Market Expectations and the CPI Release

Nominal and real yields rise, as do inflation breakevens, while yield curve flattens.

Figure 1: Treasury 3 month yield (blue), 2 year yield (brown), 5 year yield (green), and 10 year yield (red), all in %. Pink dashed lines at CPI release dates. Source: Treasury via FRED. 

The sharp jump in yields particularly between 3 months and 2 years suggests a faster increase in short rates than previously anticipated by the market.

At the same time, real rates are rising, as measured by TIPS yields (which recall incorporate liquidity premia).

Figure 2: TIPS 5 year yield (green), and 10 year yield (red), all in %. Pink dashed lines at CPI release dates. Source: Treasury via FRED. 

Implied expected inflation over the next five years — both current and for five years from now — increased, by 3 bps.

Figure 3: Five year inflation breakeven calculated using 5 year Treasury minus 5 year TIPS yields (blue), five year expected inflation (brown), and five year five year forward inflation breakeven (green). Pink dashed lines at CPI release dates. Source: Treasury via FRED, Kim, Walsh and Wei (2019) following D’amico, Kim and Wei (DKW) accessed 2/10/2022, and author’s calculations.

Given how estimated expected inflation after accounting for risk and liquidity premia  (per Kim, Walsh and Wei) differ from the unadjusted inflation breakevens, one has to be cautious about making inferences from these movements, particularly such small ones.

Finally, even with the long yield rising, the term spread shrank by 5 bps.

Figure 4: Treasury 3 month yield (blue, left scale), 10 year – 3 month spread (brown, right scale), all in %. Pink dashed lines at CPI release dates. Source: Treasury via FRED, and author’s calculations. 

While this yield curve flattening suggests market expectations of deceleration, it needs to be kept in perspective. The current spread is about the same as it was in March of 2021.

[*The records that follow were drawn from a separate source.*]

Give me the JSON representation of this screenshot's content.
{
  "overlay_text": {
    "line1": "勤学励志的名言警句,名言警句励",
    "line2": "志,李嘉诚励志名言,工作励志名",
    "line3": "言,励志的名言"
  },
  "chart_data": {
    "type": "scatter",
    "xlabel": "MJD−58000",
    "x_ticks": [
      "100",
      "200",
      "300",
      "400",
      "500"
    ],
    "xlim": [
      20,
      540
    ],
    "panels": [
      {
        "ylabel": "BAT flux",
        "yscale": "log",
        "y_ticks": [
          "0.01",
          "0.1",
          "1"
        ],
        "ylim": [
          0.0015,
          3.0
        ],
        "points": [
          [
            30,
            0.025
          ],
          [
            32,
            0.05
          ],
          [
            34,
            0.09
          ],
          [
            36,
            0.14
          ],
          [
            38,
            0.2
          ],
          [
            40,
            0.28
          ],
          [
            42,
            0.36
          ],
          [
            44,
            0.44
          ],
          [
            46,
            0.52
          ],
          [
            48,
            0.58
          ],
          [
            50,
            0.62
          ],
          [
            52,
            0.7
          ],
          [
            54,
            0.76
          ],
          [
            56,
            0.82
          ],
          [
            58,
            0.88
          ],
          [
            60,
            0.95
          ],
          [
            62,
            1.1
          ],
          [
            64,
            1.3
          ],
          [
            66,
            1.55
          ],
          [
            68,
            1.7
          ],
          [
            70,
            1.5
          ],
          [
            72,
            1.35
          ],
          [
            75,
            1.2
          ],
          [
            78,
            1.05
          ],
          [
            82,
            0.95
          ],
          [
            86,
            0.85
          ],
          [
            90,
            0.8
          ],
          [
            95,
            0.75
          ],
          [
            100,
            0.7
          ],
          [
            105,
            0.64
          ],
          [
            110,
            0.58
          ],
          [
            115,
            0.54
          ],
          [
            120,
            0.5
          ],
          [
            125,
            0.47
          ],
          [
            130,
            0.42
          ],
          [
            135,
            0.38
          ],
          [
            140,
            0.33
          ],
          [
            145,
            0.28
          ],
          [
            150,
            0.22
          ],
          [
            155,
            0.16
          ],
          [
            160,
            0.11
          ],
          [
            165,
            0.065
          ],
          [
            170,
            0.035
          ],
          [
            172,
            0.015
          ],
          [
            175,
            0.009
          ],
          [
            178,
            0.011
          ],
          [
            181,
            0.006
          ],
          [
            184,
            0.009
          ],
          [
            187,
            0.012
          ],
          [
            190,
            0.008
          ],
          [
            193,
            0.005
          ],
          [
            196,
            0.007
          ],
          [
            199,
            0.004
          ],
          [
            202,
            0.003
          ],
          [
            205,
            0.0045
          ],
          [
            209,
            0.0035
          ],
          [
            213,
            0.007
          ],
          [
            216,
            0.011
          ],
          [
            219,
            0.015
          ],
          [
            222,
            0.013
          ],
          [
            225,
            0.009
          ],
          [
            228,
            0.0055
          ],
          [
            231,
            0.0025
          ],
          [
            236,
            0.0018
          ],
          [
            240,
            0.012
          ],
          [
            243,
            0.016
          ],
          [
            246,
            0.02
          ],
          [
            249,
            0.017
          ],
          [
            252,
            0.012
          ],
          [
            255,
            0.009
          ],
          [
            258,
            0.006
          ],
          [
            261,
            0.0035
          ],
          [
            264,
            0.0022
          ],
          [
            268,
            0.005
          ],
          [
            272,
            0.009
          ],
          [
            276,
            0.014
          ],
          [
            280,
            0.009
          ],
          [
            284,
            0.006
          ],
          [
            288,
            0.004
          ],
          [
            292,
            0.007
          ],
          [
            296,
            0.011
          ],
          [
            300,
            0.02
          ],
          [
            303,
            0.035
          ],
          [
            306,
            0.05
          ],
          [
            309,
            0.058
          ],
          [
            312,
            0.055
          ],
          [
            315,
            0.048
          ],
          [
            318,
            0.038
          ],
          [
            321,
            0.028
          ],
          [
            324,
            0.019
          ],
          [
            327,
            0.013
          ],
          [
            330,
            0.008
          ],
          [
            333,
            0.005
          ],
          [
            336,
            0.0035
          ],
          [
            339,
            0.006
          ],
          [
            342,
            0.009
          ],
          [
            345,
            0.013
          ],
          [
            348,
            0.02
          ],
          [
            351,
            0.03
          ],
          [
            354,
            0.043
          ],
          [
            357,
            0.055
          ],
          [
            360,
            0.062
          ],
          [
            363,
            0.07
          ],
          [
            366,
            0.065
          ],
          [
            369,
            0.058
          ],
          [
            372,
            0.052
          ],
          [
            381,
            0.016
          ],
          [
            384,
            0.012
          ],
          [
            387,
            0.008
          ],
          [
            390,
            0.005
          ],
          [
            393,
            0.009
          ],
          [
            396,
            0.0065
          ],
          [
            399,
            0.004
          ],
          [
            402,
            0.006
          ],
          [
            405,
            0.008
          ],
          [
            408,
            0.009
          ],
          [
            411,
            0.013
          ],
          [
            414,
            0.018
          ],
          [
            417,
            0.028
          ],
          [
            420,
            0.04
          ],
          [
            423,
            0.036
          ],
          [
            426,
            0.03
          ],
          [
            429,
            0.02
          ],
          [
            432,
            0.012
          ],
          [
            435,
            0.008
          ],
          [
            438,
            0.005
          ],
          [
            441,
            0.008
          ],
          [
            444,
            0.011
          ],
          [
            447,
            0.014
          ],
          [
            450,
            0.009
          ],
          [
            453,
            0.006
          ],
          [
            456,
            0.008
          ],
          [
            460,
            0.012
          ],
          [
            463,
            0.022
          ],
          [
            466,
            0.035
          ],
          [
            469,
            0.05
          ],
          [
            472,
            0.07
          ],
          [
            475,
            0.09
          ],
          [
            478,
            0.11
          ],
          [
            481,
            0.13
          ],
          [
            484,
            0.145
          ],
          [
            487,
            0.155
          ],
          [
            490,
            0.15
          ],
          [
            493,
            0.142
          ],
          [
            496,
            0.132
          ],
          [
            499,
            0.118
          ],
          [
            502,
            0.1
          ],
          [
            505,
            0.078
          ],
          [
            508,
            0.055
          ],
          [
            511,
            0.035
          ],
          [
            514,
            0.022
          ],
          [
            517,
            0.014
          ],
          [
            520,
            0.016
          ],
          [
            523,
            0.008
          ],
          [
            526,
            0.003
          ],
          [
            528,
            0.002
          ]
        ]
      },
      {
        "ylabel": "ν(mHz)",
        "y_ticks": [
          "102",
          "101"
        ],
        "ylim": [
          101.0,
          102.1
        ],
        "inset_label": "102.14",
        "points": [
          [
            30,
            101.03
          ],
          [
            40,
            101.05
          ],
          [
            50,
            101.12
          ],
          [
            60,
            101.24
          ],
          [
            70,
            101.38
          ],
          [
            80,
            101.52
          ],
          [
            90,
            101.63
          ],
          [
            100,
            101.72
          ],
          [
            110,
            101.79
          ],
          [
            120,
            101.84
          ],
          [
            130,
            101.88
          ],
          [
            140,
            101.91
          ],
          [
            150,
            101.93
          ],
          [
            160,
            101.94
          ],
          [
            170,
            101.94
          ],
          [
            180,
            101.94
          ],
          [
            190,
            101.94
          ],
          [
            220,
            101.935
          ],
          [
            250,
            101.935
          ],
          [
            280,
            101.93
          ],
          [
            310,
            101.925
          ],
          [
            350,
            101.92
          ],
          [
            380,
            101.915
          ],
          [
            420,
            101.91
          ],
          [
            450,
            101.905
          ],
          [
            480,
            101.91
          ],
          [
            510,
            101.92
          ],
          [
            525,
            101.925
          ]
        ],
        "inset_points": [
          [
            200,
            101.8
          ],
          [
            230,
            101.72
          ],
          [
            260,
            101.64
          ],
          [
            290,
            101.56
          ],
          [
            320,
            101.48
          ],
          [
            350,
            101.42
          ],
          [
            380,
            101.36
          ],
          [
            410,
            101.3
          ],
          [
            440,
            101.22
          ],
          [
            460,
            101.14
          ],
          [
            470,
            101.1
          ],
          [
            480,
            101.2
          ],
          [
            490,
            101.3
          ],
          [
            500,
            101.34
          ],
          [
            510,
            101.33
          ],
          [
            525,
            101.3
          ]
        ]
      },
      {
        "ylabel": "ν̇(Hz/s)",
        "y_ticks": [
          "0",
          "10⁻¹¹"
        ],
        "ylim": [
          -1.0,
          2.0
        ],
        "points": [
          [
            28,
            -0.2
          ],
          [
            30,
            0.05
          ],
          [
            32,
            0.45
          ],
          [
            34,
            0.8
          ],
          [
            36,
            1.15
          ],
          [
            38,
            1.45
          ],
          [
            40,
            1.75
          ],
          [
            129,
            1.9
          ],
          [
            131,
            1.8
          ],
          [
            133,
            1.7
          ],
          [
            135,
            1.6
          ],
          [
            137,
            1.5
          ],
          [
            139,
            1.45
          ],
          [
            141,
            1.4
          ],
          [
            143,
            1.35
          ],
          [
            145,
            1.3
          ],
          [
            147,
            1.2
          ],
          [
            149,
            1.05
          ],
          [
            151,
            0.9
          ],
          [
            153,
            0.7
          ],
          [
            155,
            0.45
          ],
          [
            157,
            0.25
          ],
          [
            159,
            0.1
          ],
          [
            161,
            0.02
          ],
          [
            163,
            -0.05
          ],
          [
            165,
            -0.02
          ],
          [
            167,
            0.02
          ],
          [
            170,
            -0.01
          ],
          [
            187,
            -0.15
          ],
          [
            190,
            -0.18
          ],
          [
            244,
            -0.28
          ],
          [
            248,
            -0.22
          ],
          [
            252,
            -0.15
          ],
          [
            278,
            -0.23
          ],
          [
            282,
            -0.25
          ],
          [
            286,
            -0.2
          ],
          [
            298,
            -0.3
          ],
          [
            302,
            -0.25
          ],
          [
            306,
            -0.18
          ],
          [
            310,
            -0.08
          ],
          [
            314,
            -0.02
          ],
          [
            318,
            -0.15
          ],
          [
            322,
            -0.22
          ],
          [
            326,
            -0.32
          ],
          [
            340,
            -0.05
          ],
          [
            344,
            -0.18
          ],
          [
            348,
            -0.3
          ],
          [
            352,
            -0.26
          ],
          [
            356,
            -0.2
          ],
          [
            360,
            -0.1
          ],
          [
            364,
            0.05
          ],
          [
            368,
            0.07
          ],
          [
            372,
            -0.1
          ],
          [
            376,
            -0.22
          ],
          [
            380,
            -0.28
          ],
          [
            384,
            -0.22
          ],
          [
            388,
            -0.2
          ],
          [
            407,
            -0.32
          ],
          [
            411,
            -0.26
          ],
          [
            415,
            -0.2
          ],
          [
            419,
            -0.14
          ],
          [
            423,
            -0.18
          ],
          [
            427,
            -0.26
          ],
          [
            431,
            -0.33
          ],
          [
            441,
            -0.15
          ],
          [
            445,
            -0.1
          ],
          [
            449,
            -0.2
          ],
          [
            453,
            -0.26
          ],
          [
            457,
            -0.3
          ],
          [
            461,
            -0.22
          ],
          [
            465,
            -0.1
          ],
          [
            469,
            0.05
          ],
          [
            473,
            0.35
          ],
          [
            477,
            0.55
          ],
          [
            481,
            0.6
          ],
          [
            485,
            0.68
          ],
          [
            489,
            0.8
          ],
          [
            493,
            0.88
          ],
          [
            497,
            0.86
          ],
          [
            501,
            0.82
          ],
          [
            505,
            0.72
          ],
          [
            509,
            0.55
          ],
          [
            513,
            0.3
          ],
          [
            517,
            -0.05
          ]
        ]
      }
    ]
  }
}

15 thoughts on “Market Expectations and the CPI Release

  1. Anonymous

    Friday rig count is up.

    Up 22. Boom baby. Just one week of course. And you get good/bad weeks. But sure helps the average so far this year.

    +19 oil, 2 gas, 1 misc…probably geothermal (donno). 7 in the Permian, 4 in Eagle Ford, 3 in the Bakken (go little Bakken!) and 2 in the Marcellus and 2 in OK (one of which in Anadarko).

    Good to see my redneck brethren being “undisciplined”. (But actually fits classic economic theory…they are price takers, Saudis are price setters.)

    1. Anonymous

      500 oil rigs (600 total, if you figure 100 doing gas) are enough to grow US production at 0.5 MM bopd/year.

      ~400 (oil directed, so 500 total, if you again figure 100 doing gas) is needed for maintenance.

      There’s some diminishing returns, but 650 (oil directed) is probably enough for 1 MM bopd/yr. At 1 MM bopd, you start to impact price. It gets trickier for OPEC (which is a cartel, yes really it is) to hold price.

      Right now, we’re at 516 oil, 118 gas. And for all the blabla about shale decline, it’s actually a very small rig count for the amount of production…especially if you look at historical comparisons (back a decade or two or three or four). Especially on the gas side…but even oil. Granted, we do frack stuff like crazy. So rigs are actually delivering more, given the effort put into the ground from fracking.

  2. AS

    Why 5-7 Fed rate hikes are on the table, according to J.P. Morgan’s Chair of Global Research (
    Hopefully the link works. Interesting clip.

  3. Barkley Rosser

    Apparently Jim Bullard now wants a 50 bps ffr hike in imd-March and a full point by July, although apparently not all of the rest of the Fed ready to go along with that. But he usually gets his way there eventually.

    1. Macroduck

      Because most of us buy stuff?

      Since you are throwing “irrational” around, mind giving us the definition you have in mind when saying inflation is irrational noise?

  4. Macroduck

    Money market futures price a 25 basis point hike at 52% odds, 50 bps at 48% at the March meeting. May is priced for 1/3 chance of an increase of 50 bps (25 in March, 25 in May) and 2/3 odds of 75 bps or more (including a 17% chance of 100 bps).

    Year-end is evenly split between 150 and 175 bps. Not long ago, money markets were priced for only a 100 bp rise by year-end.

    The Fed really has two constraints on its pace of rate hike. One is judgement regarding the economy, the other is judgement regarding financial market stress. Stress measures are tame and markets are pricing in more hikes now than a few weeks ago. That suggests financial market stress is not a big constraint for now.

      1. Barkley Rosser


        I think people have heard about Bullard’s remarks. He really is the key driving individual at FOMC, even when he is not a voting member.

        1. Moses Herzog

          It’s much more apt to be several quarter point rises by year end (this obviously includes March). And just because Bullard gave you the time off his wristwatch once does not mean he’s a heavy hitter at the Fed, if he was he’d have gotten other titles by now.